When you needed him to parent, he refused to step up.

Now he is going to learn what it feels like to be an actual active parent for a change 🙄

Only thing I'd say is (if you can ever bear to have sex with him) double up on contraception; he's clearly an arsehole who puts neither his child nor his partner first.

BecuaseIWantItThatWay · 22/07/2024 22:43

Do not submit to his pleadings or pressure on this. Start as you mean to go on otherwise he will bulldose (autocorrected to bully - interesting) you into helping him disproportionately always moving forward.

What an absolute ass not to have been more understanding on your mat leave. Major dose of empathy building needed asap!

Mama1425 · 23/07/2024 07:53

She is 5 months old. To be fair she wakes twice and after food goes back to sleep immediately so it’s much better than it was in the early days. I hope to wean her off one of the feeds this week.

OP posts:
Mama1425 · 23/07/2024 08:02

No worries :) typing with fury last night so many typos and grammar mistakes.

thanks for all the advice- I did exactly that this morning and went to work well rested :)

will try to sit down and have a serious conversation at the end of the week

OP posts:
Andwegoroundagain · 23/07/2024 08:04

pikkumyy77 · 22/07/2024 22:00

I would just blandly repeat back to him whatever he said to you all those days. I would be encouraging though

“I know its hard! During my maternity leave I really thought I’d die sometimes from lack of sleep! But you always encouraged me to just get on with it. Looking back I see you were right!
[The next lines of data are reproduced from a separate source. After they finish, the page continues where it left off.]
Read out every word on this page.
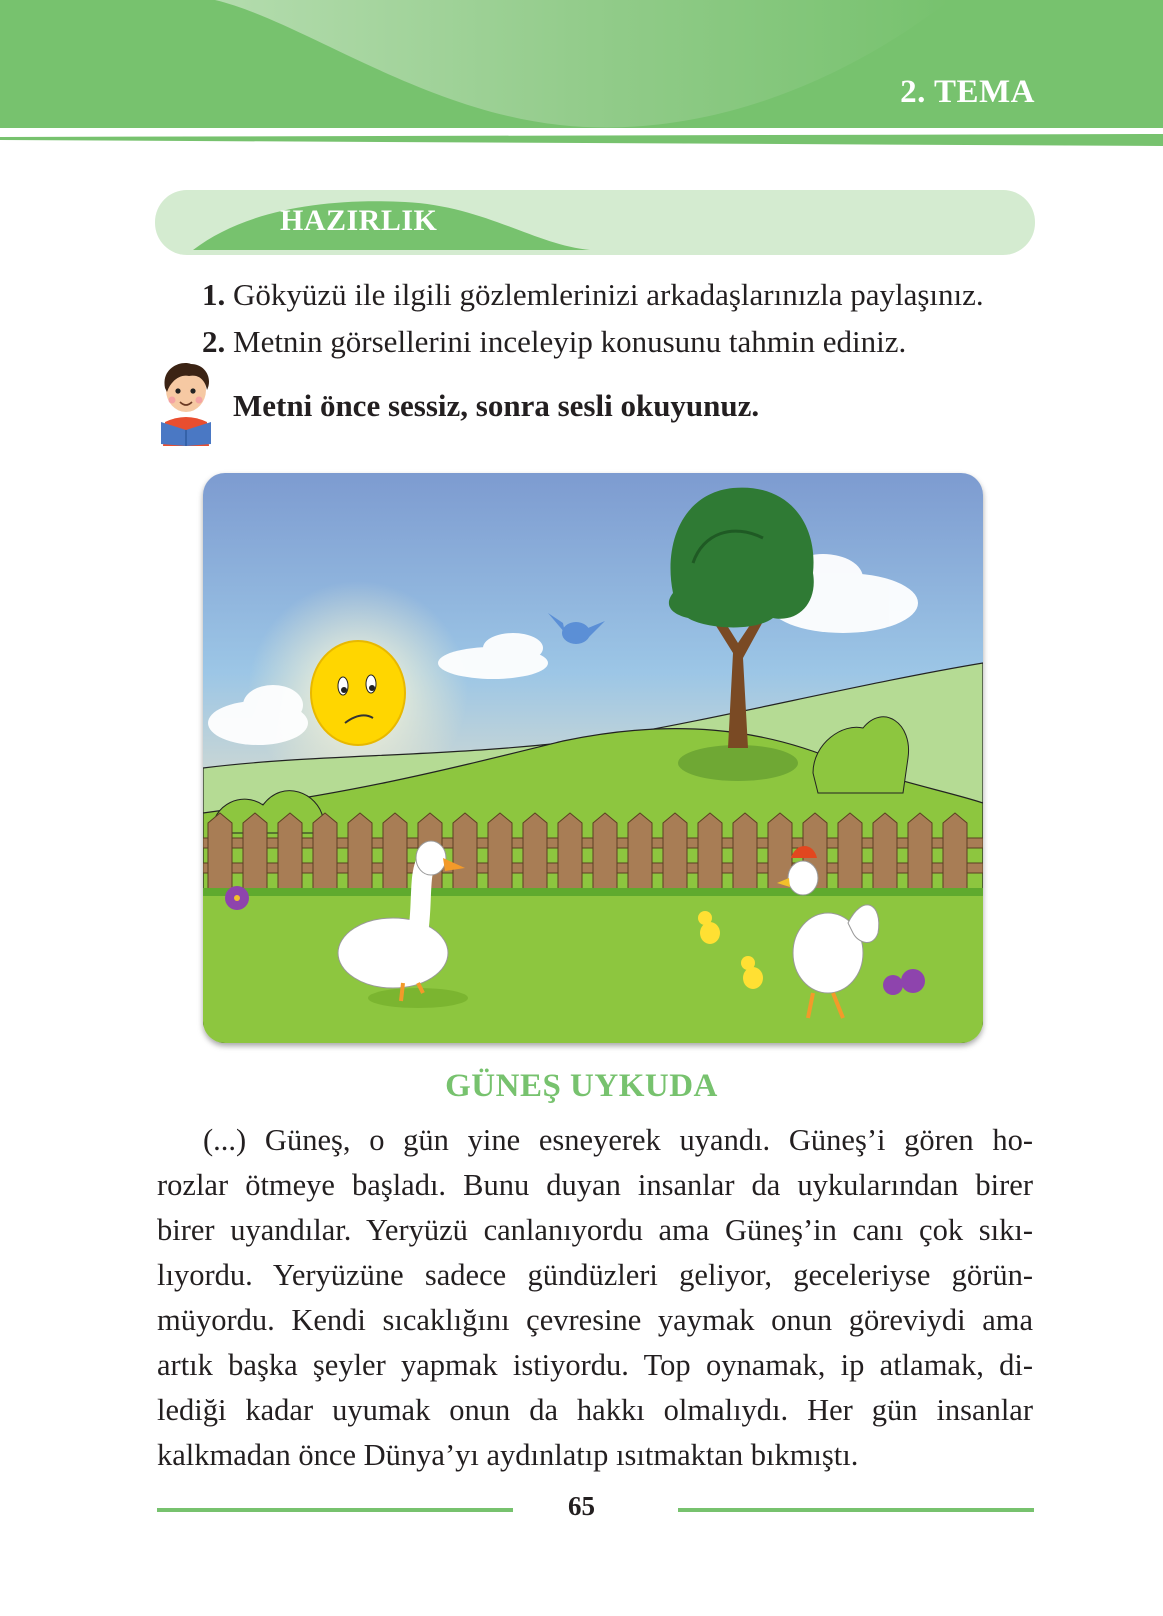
2. TEMA
HAZIRLIK
1. Gökyüzü ile ilgili gözlemlerinizi arkadaşlarınızla paylaşınız.
2. Metnin görsellerini inceleyip konusunu tahmin ediniz.
Metni önce sessiz, sonra sesli okuyunuz.
GÜNEŞ UYKUDA

(...) Güneş, o gün yine esneyerek uyandı. Güneş’i gören ho-

rozlar ötmeye başladı. Bunu duyan insanlar da uykularından birer

birer uyandılar. Yeryüzü canlanıyordu ama Güneş’in canı çok sıkı-

lıyordu. Yeryüzüne sadece gündüzleri geliyor, geceleriyse görün-

müyordu. Kendi sıcaklığını çevresine yaymak onun göreviydi ama

artık başka şeyler yapmak istiyordu. Top oynamak, ip atlamak, di-

lediği kadar uyumak onun da hakkı olmalıydı. Her gün insanlar

kalkmadan önce Dünya’yı aydınlatıp ısıtmaktan bıkmıştı.

65
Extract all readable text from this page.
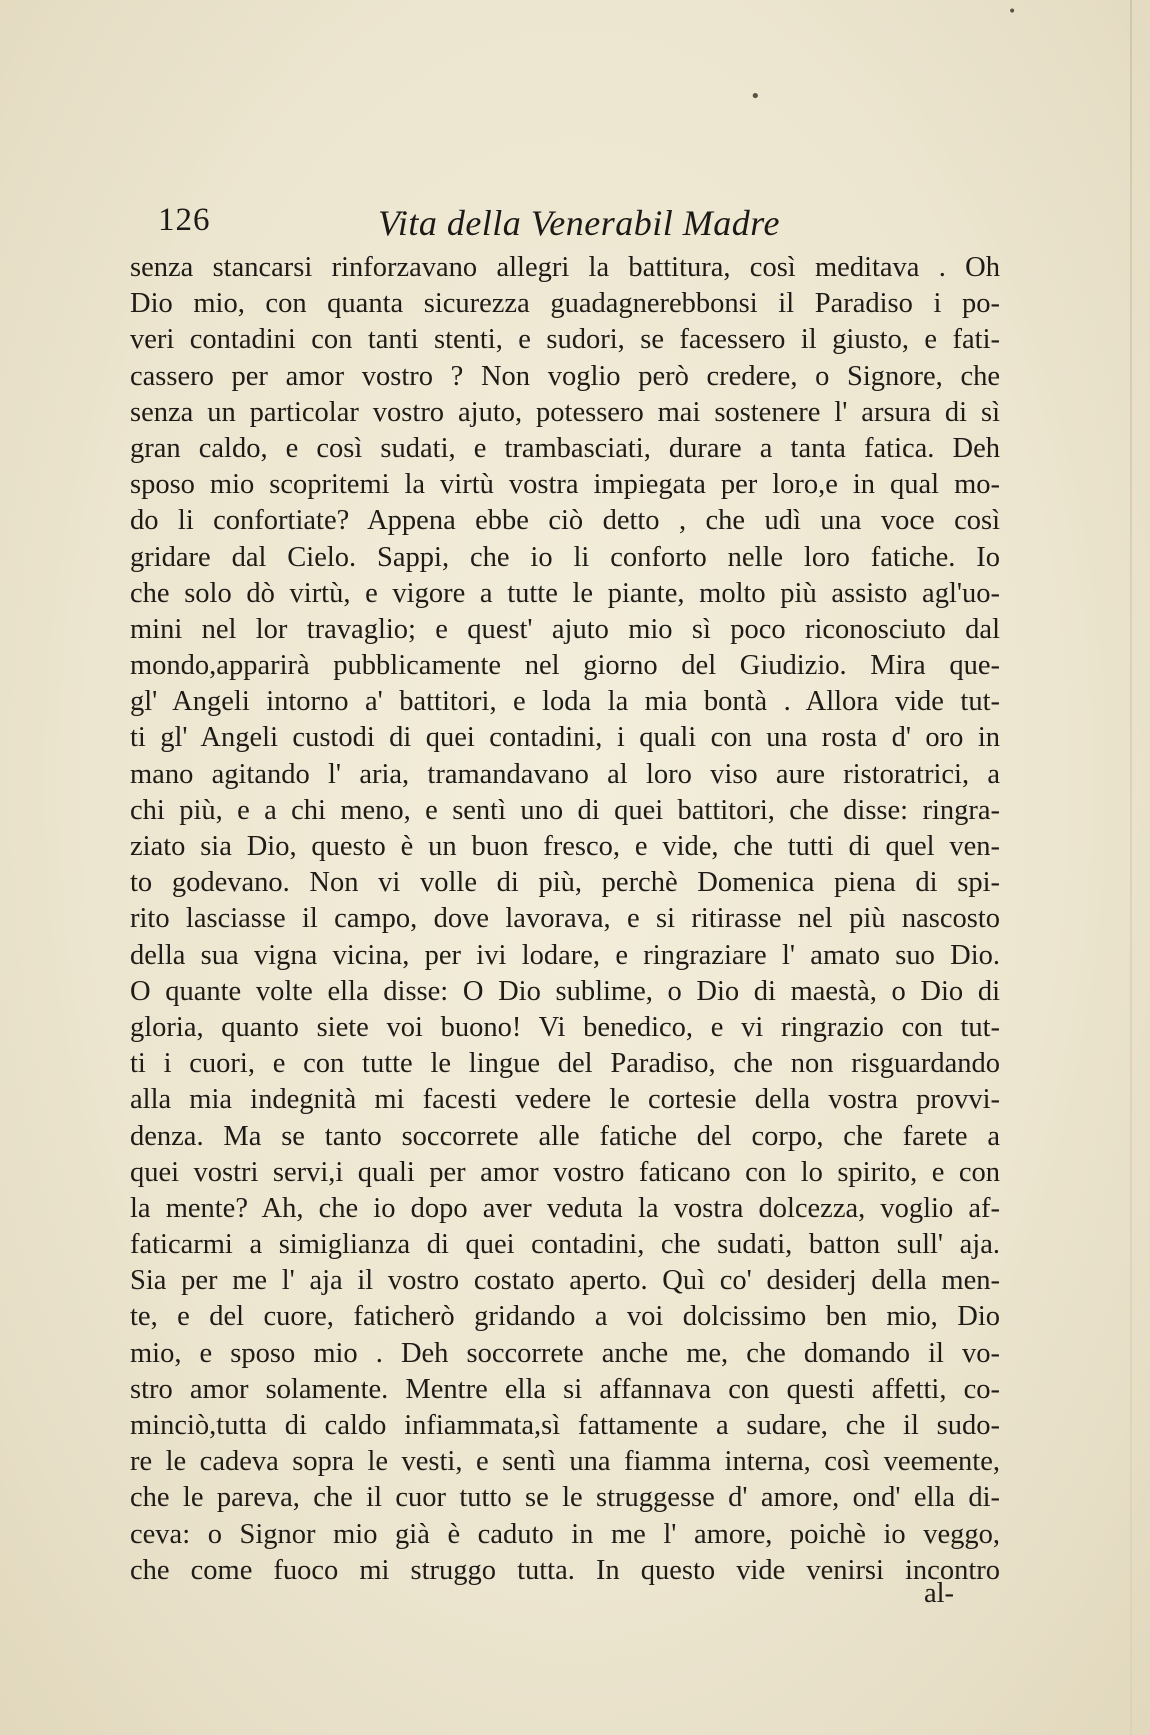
•
•
126	Vita della Venerabil Madre
senza stancarsi rinforzavano allegri la battitura, così meditava . Oh
Dio mio, con quanta sicurezza guadagnerebbonsi il Paradiso i po-
veri contadini con tanti stenti, e sudori, se facessero il giusto, e fati-
cassero per amor vostro ? Non voglio però credere, o Signore, che
senza un particolar vostro ajuto, potessero mai sostenere l' arsura di sì
gran caldo, e così sudati, e trambasciati, durare a tanta fatica. Deh
sposo mio scopritemi la virtù vostra impiegata per loro,e in qual mo-
do li confortiate? Appena ebbe ciò detto , che udì una voce così
gridare dal Cielo. Sappi, che io li conforto nelle loro fatiche. Io
che solo dò virtù, e vigore a tutte le piante, molto più assisto agl'uo-
mini nel lor travaglio; e quest' ajuto mio sì poco riconosciuto dal
mondo,apparirà pubblicamente nel giorno del Giudizio. Mira que-
gl' Angeli intorno a' battitori, e loda la mia bontà . Allora vide tut-
ti gl' Angeli custodi di quei contadini, i quali con una rosta d' oro in
mano agitando l' aria, tramandavano al loro viso aure ristoratrici, a
chi più, e a chi meno, e sentì uno di quei battitori, che disse: ringra-
ziato sia Dio, questo è un buon fresco, e vide, che tutti di quel ven-
to godevano. Non vi volle di più, perchè Domenica piena di spi-
rito lasciasse il campo, dove lavorava, e si ritirasse nel più nascosto
della sua vigna vicina, per ivi lodare, e ringraziare l' amato suo Dio.
O quante volte ella disse: O Dio sublime, o Dio di maestà, o Dio di
gloria, quanto siete voi buono! Vi benedico, e vi ringrazio con tut-
ti i cuori, e con tutte le lingue del Paradiso, che non risguardando
alla mia indegnità mi facesti vedere le cortesie della vostra provvi-
denza. Ma se tanto soccorrete alle fatiche del corpo, che farete a
quei vostri servi,i quali per amor vostro faticano con lo spirito, e con
la mente? Ah, che io dopo aver veduta la vostra dolcezza, voglio af-
faticarmi a simiglianza di quei contadini, che sudati, batton sull' aja.
Sia per me l' aja il vostro costato aperto. Quì co' desiderj della men-
te, e del cuore, faticherò gridando a voi dolcissimo ben mio, Dio
mio, e sposo mio . Deh soccorrete anche me, che domando il vo-
stro amor solamente. Mentre ella si affannava con questi affetti, co-
minciò,tutta di caldo infiammata,sì fattamente a sudare, che il sudo-
re le cadeva sopra le vesti, e sentì una fiamma interna, così veemente,
che le pareva, che il cuor tutto se le struggesse d' amore, ond' ella di-
ceva: o Signor mio già è caduto in me l' amore, poichè io veggo,
che come fuoco mi struggo tutta. In questo vide venirsi incontro
al-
Its doable! “

Brilliant!

ebadame · 23/07/2024 08:05

I'd be tempted not to but in all honesty I would have agreed for the safety of my child. He's a penishead though

ebadame · 23/07/2024 08:06

pikkumyy77 · 22/07/2024 22:00

I would just blandly repeat back to him whatever he said to you all those days. I would be encouraging though

“I know its hard! During my maternity leave I really thought I’d die sometimes from lack of sleep! But you always encouraged me to just get on with it. Looking back I see you were right! Its doable! “

Genius

Candlelights1 · 23/07/2024 08:06

You had a child with a selfish pig, BIG mistake.
Stick to your guns and protect yourself and your job.
Bullet proof your contraception, do not get accidentally caught out.
It does not bode well for the future when a man has been such a selfish pig during mat leave.
Keep family and friends close.
Mind yourself.

KatiesMumWoof · 23/07/2024 08:27

@Mama1425

its pointless having 'a serious conversation'. What will YOU gain out of it? He'll just convince you he's hard done by. Anytime he moans/asks you to do more just reply how he replied to you!

he didn't help (do his share! ) in the much more difficult early months, he's looking after her ONE day a week now, he can GTF

gotmychristmasmiracle · 23/07/2024 09:41

We split it so on a Saturday and Sunday we each got a little lie in. Think on the Fridays he just should pull through, baby will have naps so he can have a rest then if desperately needed.

Mama1425 · 23/07/2024 11:54

Not really, he maybe got up in the morning a handful of times (at a push) after me asking.

i have always woken up early anyway between 5 and 6am. So I would be up whether or not he is up.

I don’t mind getting up for every morning provided that he takes on more responsibility later in the day. And if he works from home he will hold our daughter etc. But the balance is totally out of wack.

also, there was a comment on safety, when he looks after DC he is fantastic and engaged. I have no worries at all about safety.

for me it’s that imbalance of being the default parent, lack of empathy and knowing when to stand my ground versus when to be flexible.

thanks to all I really appreciate the feedback.

OP posts:
Everydayimhuffling · 23/07/2024 12:17

In all honesty, I would expect an apology before I did anything to help him. Once he has apologised then you can renegotiate who does which nighttimes and also look at the housework split at the same time. I work fewer days than DP, so I do a bit more as should your DH.